Of course, there is the ever-present desire to uncover an amazing bargain or to nab that rare bottle. For me, wine stores represent ground zero in my effort to discern new trends and discover new wineries. So it should come as no surprise that I headed to a few shops on this recent visit.
Melbourne’s Prince Wine Store is at the forefront of showcasing imported wines and promoting new winemaking projects from up-and-coming winemakers in Victoria. This large store has a contemporary look and a very strong selection of Australian wines, as well as imports, including quite a few from California and Oregon.

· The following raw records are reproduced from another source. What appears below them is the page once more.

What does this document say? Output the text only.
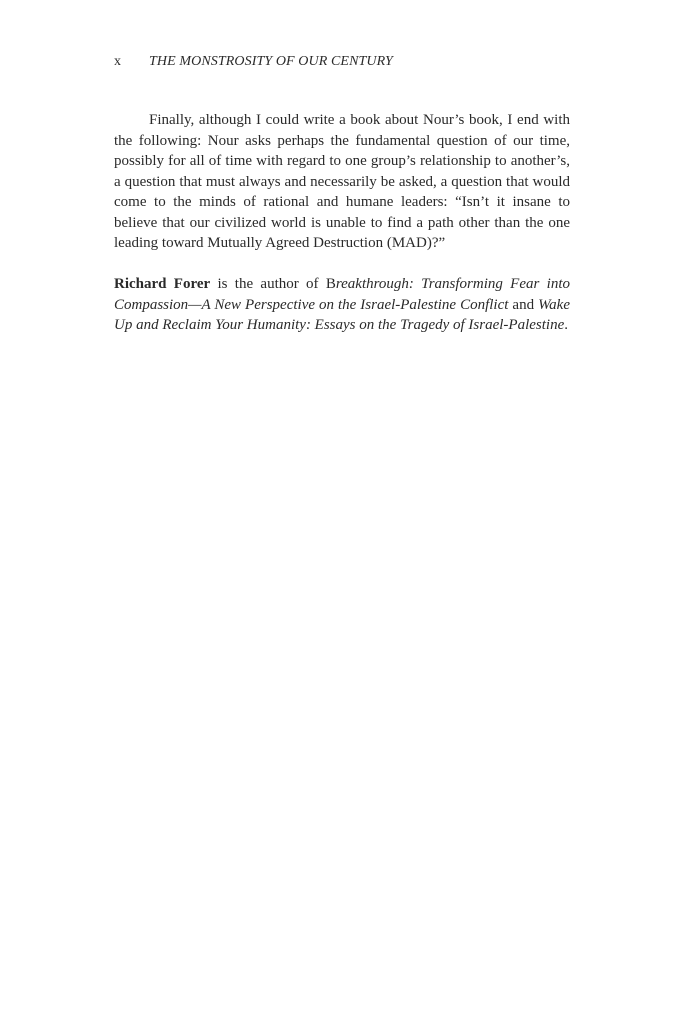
x THE MONSTROSITY OF OUR CENTURY

Finally, although I could write a book about Nour’s book, I end with the following: Nour asks perhaps the fundamental question of our time, possibly for all of time with regard to one group’s relationship to another’s, a question that must always and necessarily be asked, a question that would come to the minds of rational and humane leaders: “Isn’t it insane to believe that our civilized world is unable to find a path other than the one leading toward Mutually Agreed Destruction (MAD)?”

Richard Forer is the author of Breakthrough: Transforming Fear into Compassion—A New Perspective on the Israel-Palestine Conflict and Wake Up and Reclaim Your Humanity: Essays on the Tragedy of Israel-Palestine.
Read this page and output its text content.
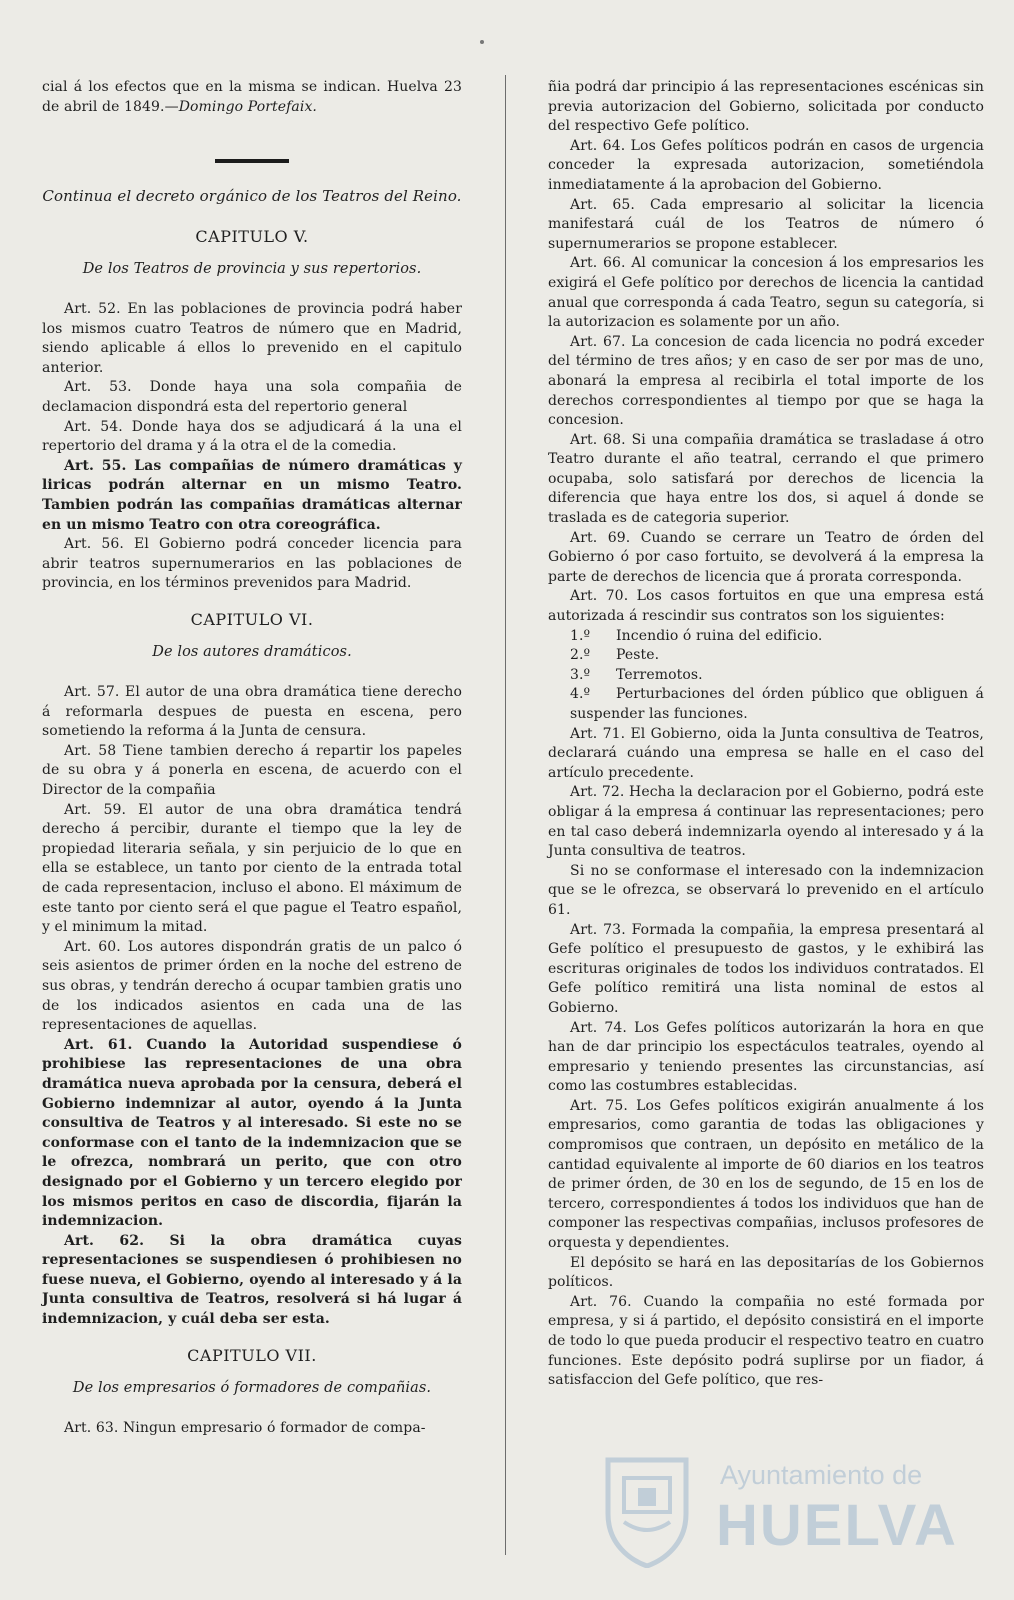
cial á los efectos que en la misma se indican. Huelva 23 de abril de 1849.—Domingo Portefaix.

Continua el decreto orgánico de los Teatros del Reino.

CAPITULO V.

De los Teatros de provincia y sus repertorios.

Art. 52. En las poblaciones de provincia podrá haber los mismos cuatro Teatros de número que en Madrid, siendo aplicable á ellos lo prevenido en el capitulo anterior.

Art. 53. Donde haya una sola compañia de declamacion dispondrá esta del repertorio general

Art. 54. Donde haya dos se adjudicará á la una el repertorio del drama y á la otra el de la comedia.

Art. 55. Las compañias de número dramáticas y liricas podrán alternar en un mismo Teatro. Tambien podrán las compañias dramáticas alternar en un mismo Teatro con otra coreográfica.

Art. 56. El Gobierno podrá conceder licencia para abrir teatros supernumerarios en las poblaciones de provincia, en los términos prevenidos para Madrid.

CAPITULO VI.

De los autores dramáticos.

Art. 57. El autor de una obra dramática tiene derecho á reformarla despues de puesta en escena, pero sometiendo la reforma á la Junta de censura.

Art. 58 Tiene tambien derecho á repartir los papeles de su obra y á ponerla en escena, de acuerdo con el Director de la compañia

Art. 59. El autor de una obra dramática tendrá derecho á percibir, durante el tiempo que la ley de propiedad literaria señala, y sin perjuicio de lo que en ella se establece, un tanto por ciento de la entrada total de cada representacion, incluso el abono. El máximum de este tanto por ciento será el que pague el Teatro español, y el minimum la mitad.

Art. 60. Los autores dispondrán gratis de un palco ó seis asientos de primer órden en la noche del estreno de sus obras, y tendrán derecho á ocupar tambien gratis uno de los indicados asientos en cada una de las representaciones de aquellas.

Art. 61. Cuando la Autoridad suspendiese ó prohibiese las representaciones de una obra dramática nueva aprobada por la censura, deberá el Gobierno indemnizar al autor, oyendo á la Junta consultiva de Teatros y al interesado. Si este no se conformase con el tanto de la indemnizacion que se le ofrezca, nombrará un perito, que con otro designado por el Gobierno y un tercero elegido por los mismos peritos en caso de discordia, fijarán la indemnizacion.

Art. 62. Si la obra dramática cuyas representaciones se suspendiesen ó prohibiesen no fuese nueva, el Gobierno, oyendo al interesado y á la Junta consultiva de Teatros, resolverá si há lugar á indemnizacion, y cuál deba ser esta.

CAPITULO VII.

De los empresarios ó formadores de compañias.

Art. 63. Ningun empresario ó formador de compa-

ñia podrá dar principio á las representaciones escénicas sin previa autorizacion del Gobierno, solicitada por conducto del respectivo Gefe político.

Art. 64. Los Gefes políticos podrán en casos de urgencia conceder la expresada autorizacion, sometiéndola inmediatamente á la aprobacion del Gobierno.

Art. 65. Cada empresario al solicitar la licencia manifestará cuál de los Teatros de número ó supernumerarios se propone establecer.

Art. 66. Al comunicar la concesion á los empresarios les exigirá el Gefe político por derechos de licencia la cantidad anual que corresponda á cada Teatro, segun su categoría, si la autorizacion es solamente por un año.

Art. 67. La concesion de cada licencia no podrá exceder del término de tres años; y en caso de ser por mas de uno, abonará la empresa al recibirla el total importe de los derechos correspondientes al tiempo por que se haga la concesion.

Art. 68. Si una compañia dramática se trasladase á otro Teatro durante el año teatral, cerrando el que primero ocupaba, solo satisfará por derechos de licencia la diferencia que haya entre los dos, si aquel á donde se traslada es de categoria superior.

Art. 69. Cuando se cerrare un Teatro de órden del Gobierno ó por caso fortuito, se devolverá á la empresa la parte de derechos de licencia que á prorata corresponda.

Art. 70. Los casos fortuitos en que una empresa está autorizada á rescindir sus contratos son los siguientes:

1.º Incendio ó ruina del edificio.
2.º Peste.
3.º Terremotos.

4.º Perturbaciones del órden público que obliguen á suspender las funciones.

Art. 71. El Gobierno, oida la Junta consultiva de Teatros, declarará cuándo una empresa se halle en el caso del artículo precedente.

Art. 72. Hecha la declaracion por el Gobierno, podrá este obligar á la empresa á continuar las representaciones; pero en tal caso deberá indemnizarla oyendo al interesado y á la Junta consultiva de teatros.

Si no se conformase el interesado con la indemnizacion que se le ofrezca, se observará lo prevenido en el artículo 61.

Art. 73. Formada la compañia, la empresa presentará al Gefe político el presupuesto de gastos, y le exhibirá las escrituras originales de todos los individuos contratados. El Gefe político remitirá una lista nominal de estos al Gobierno.

Art. 74. Los Gefes políticos autorizarán la hora en que han de dar principio los espectáculos teatrales, oyendo al empresario y teniendo presentes las circunstancias, así como las costumbres establecidas.

Art. 75. Los Gefes políticos exigirán anualmente á los empresarios, como garantia de todas las obligaciones y compromisos que contraen, un depósito en metálico de la cantidad equivalente al importe de 60 diarios en los teatros de primer órden, de 30 en los de segundo, de 15 en los de tercero, correspondientes á todos los individuos que han de componer las respectivas compañias, inclusos profesores de orquesta y dependientes.

El depósito se hará en las depositarías de los Gobiernos políticos.

Art. 76. Cuando la compañia no esté formada por empresa, y si á partido, el depósito consistirá en el importe de todo lo que pueda producir el respectivo teatro en cuatro funciones. Este depósito podrá suplirse por un fiador, á satisfaccion del Gefe político, que res-

Ayuntamiento de
HUELVA
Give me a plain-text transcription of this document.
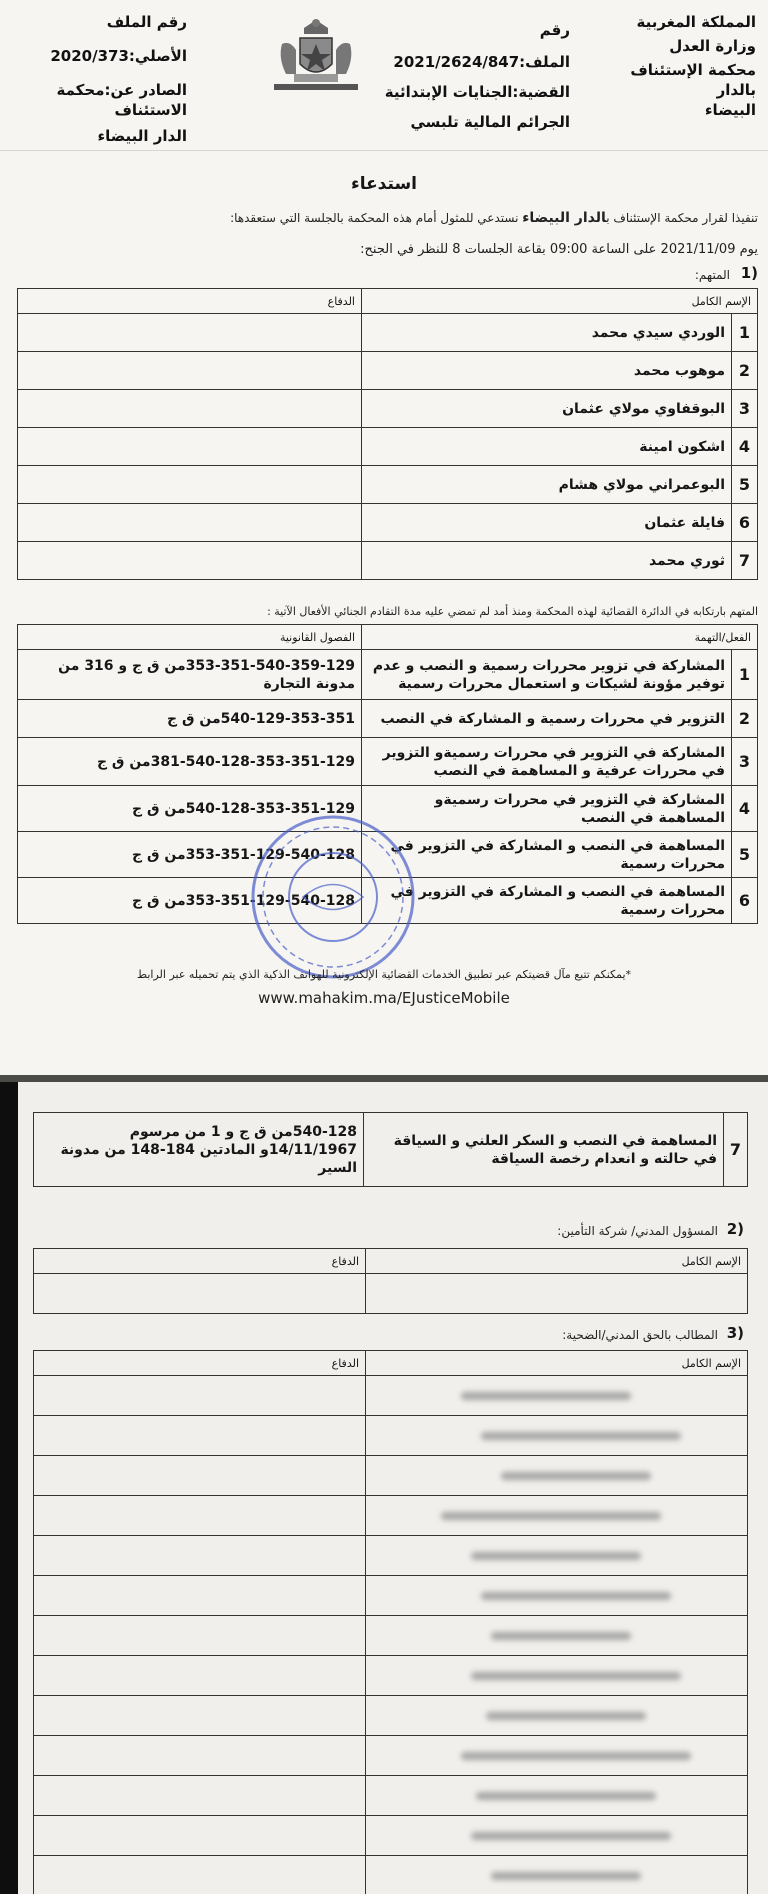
المملكة المغربية
وزارة العدل
محكمة الإستئناف بالدار
البيضاء
رقم
الملف:2021/2624/847
القضية:الجنايات الإبتدائية
الجرائم المالية تلبسي
رقم الملف
الأصلي:2020/373
الصادر عن:محكمة الاستئناف
الدار البيضاء
استدعاء
تنفيذا لقرار محكمة الإستئناف بالدار البيضاء نستدعي للمثول أمام هذه المحكمة بالجلسة التي ستعقدها:
يوم 2021/11/09 على الساعة 09:00 بقاعة الجلسات 8 للنظر في الجنح:
1)
المتهم:
الإسم الكامل		الدفاع
1	الوردي سيدي محمد	
2	موهوب محمد	
3	البوقفاوي مولاي عثمان	
4	اشكون امينة	
5	البوعمراني مولاي هشام	
6	فايلة عثمان	
7	ثوري محمد	
المتهم بارتكابه في الدائرة القضائية لهذه المحكمة ومنذ أمد لم تمضي عليه مدة التقادم الجنائي الأفعال الآتية :
الفعل/التهمة		الفصول القانونية
1	المشاركة في تزوير محررات رسمية و النصب و عدم توفير مؤونة لشيكات و استعمال محررات رسمية	353-351-540-359-129من ق ج و 316 من مدونة التجارة
2	التزوير في محررات رسمية و المشاركة في النصب	540-129-353-351من ق ج
3	المشاركة في التزوير في محررات رسميةو التزوير في محررات عرفية و المساهمة في النصب	381-540-128-353-351-129من ق ج
4	المشاركة في التزوير في محررات رسميةو المساهمة في النصب	540-128-353-351-129من ق ج
5	المساهمة في النصب و المشاركة في التزوير في محررات رسمية	353-351-129-540-128من ق ج
6	المساهمة في النصب و المشاركة في التزوير في محررات رسمية	353-351-129-540-128من ق ج
*يمكنكم تتبع مآل قضيتكم عبر تطبيق الخدمات القضائية الإلكترونية للهواتف الذكية الذي يتم تحميله عبر الرابط
www.mahakim.ma/EJusticeMobile
7	المساهمة في النصب و السكر العلني و السياقة في حالته و انعدام رخصة السياقة	540-128من ق ج و 1 من مرسوم 14/11/1967و المادتين 184-148 من مدونة السير
2)
المسؤول المدني/ شركة التأمين:
الإسم الكامل	الدفاع

3)
المطالب بالحق المدني/الضحية:
الإسم الكامل	الدفاع
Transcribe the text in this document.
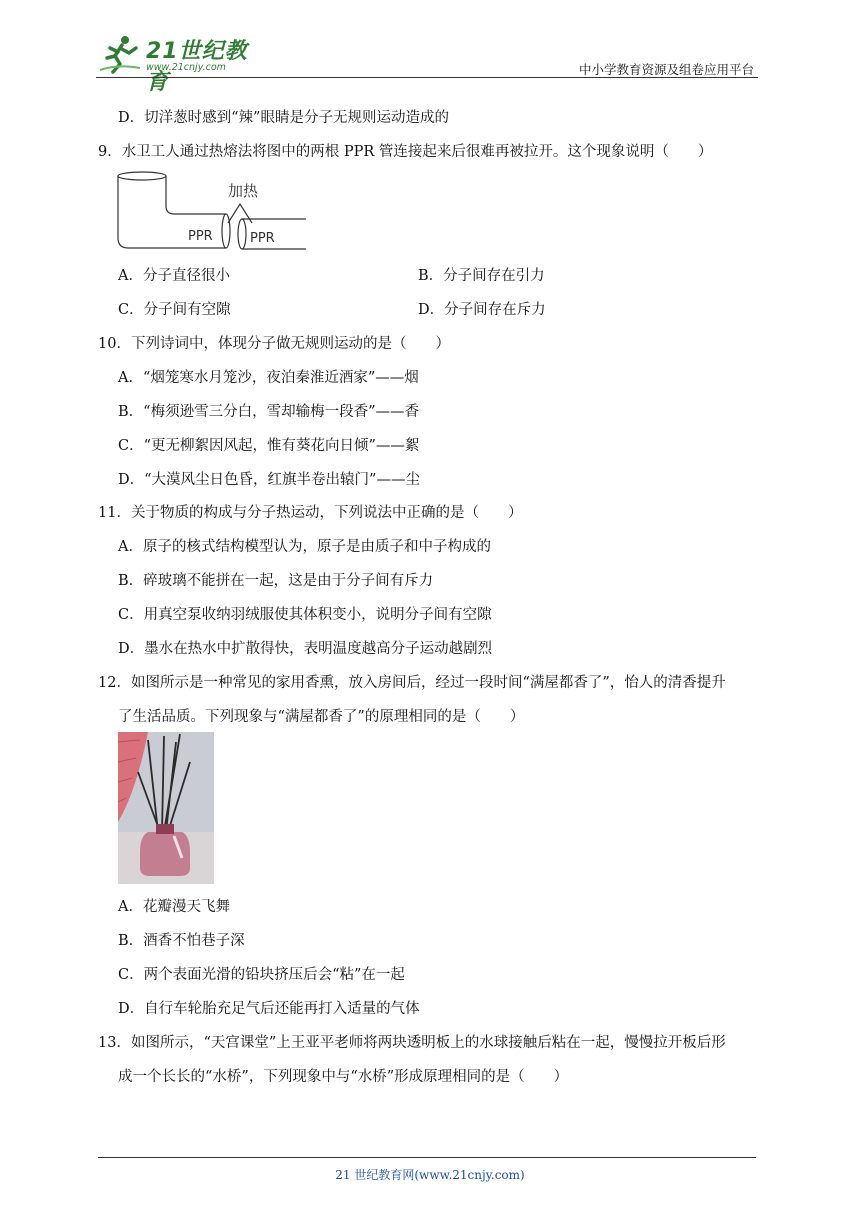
21世纪教育
www.21cnjy.com	中小学教育资源及组卷应用平台
D．切洋葱时感到“辣”眼睛是分子无规则运动造成的
9．水卫工人通过热熔法将图中的两根 PPR 管连接起来后很难再被拉开。这个现象说明（　　）
加热
PPR	PPR
A．分子直径很小	B．分子间存在引力
C．分子间有空隙	D．分子间存在斥力
10．下列诗词中，体现分子做无规则运动的是（　　）
A．“烟笼寒水月笼沙，夜泊秦淮近酒家”——烟
B．“梅须逊雪三分白，雪却输梅一段香”——香
C．“更无柳絮因风起，惟有葵花向日倾”——絮
D．“大漠风尘日色昏，红旗半卷出辕门”——尘
11．关于物质的构成与分子热运动，下列说法中正确的是（　　）
A．原子的核式结构模型认为，原子是由质子和中子构成的
B．碎玻璃不能拼在一起，这是由于分子间有斥力
C．用真空泵收纳羽绒服使其体积变小，说明分子间有空隙
D．墨水在热水中扩散得快，表明温度越高分子运动越剧烈
12．如图所示是一种常见的家用香熏，放入房间后，经过一段时间“满屋都香了”，怡人的清香提升
了生活品质。下列现象与“满屋都香了”的原理相同的是（　　）
A．花瓣漫天飞舞
B．酒香不怕巷子深
C．两个表面光滑的铅块挤压后会“粘”在一起
D．自行车轮胎充足气后还能再打入适量的气体
13．如图所示，“天宫课堂”上王亚平老师将两块透明板上的水球接触后粘在一起，慢慢拉开板后形
成一个长长的“水桥”，下列现象中与“水桥”形成原理相同的是（　　）
21 世纪教育网(www.21cnjy.com)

The interior is dominated by a large room with glass walls dubbed “The Cube,” where tastings and wine classes are held. In fact, it was a tasting of new releases with Jasper Hill winemakers Ron and Emily Laughton that brought us there. Ron is one of the leaders in Australia’s growing biodynamic movement and producers of cult-level shiraz from Victoria’s Heathcote region. The wines highlighted the intense yet elegant fruit that comes from Ron’s site.
In Adelaide, the major city near the Barossa Valley and McLaren Vale growing areas, East End Cellars is the place to search for new producers from these historic regions. (Rumor has it that other American importers of Australian wines have scoured the shelves here to put their portfolios together.) Today, many winemakers in the state are experimenting with new varietals, in an attempt to shake off the yoke of shiraz and cabernet that dominates the local industry. Tempranillo and sangiovese have been grown in Australia for the last decade or so but new wines made from exotic grapes such as fiano and cortese now share space with riesling and grenache. At their Friday tasting, we had a chance to sample some nebbiolo from Vietti, yet it was a gamay from New Zealand’s Te Mata Estate that was the best of the wines being poured. In a separate room, an extensive collection of older vintages from South Australian wineries always makes for an interesting search.
While proximity to the state’s wine regions has led East End Cellars to focus on these new bottlings, imported wines are also making their way into the store. However, they are very expensive, thanks to the taxes Australia imposes on imports. Many wines cost three times as much as what you will find here at JJ Buckley.
Best Cellars in the hip Surry Hills area has been a mainstay of Sydney’s wine scene for years. I first met proprietor David Matters through his association with Dave Powell of Torbreck and always try to catch up with him and his staff, as we did on this trip over French bistro food and Tasmanian pinots (tasting notes to come). Best Cellars is a member of the prestigious Alliance of Fine Wine Merchants and has helped launch the careers of many people in the wine business.
However, independent retailers such as these are struggling against the purchasing power of large retail chains who can offer strong discounts on brands from larger wineries. Across the country, these smaller wine stores cannot compete on price and are being forced to close. But there are still success stories. As Dave Matters pointed out, “It is the small producers and imported wines which are saving the independents from the power of the chains. Our business has been fantastic.” Each of these stores does their bit to educate wine buyers in their respective cities about the unique wines of Australia and of the world. That (and my natural curiosity as a wine enthusiast) is why I always make a point to check in with them when I am in town. And that is why you should visit if you decide to make a trip down under yourself.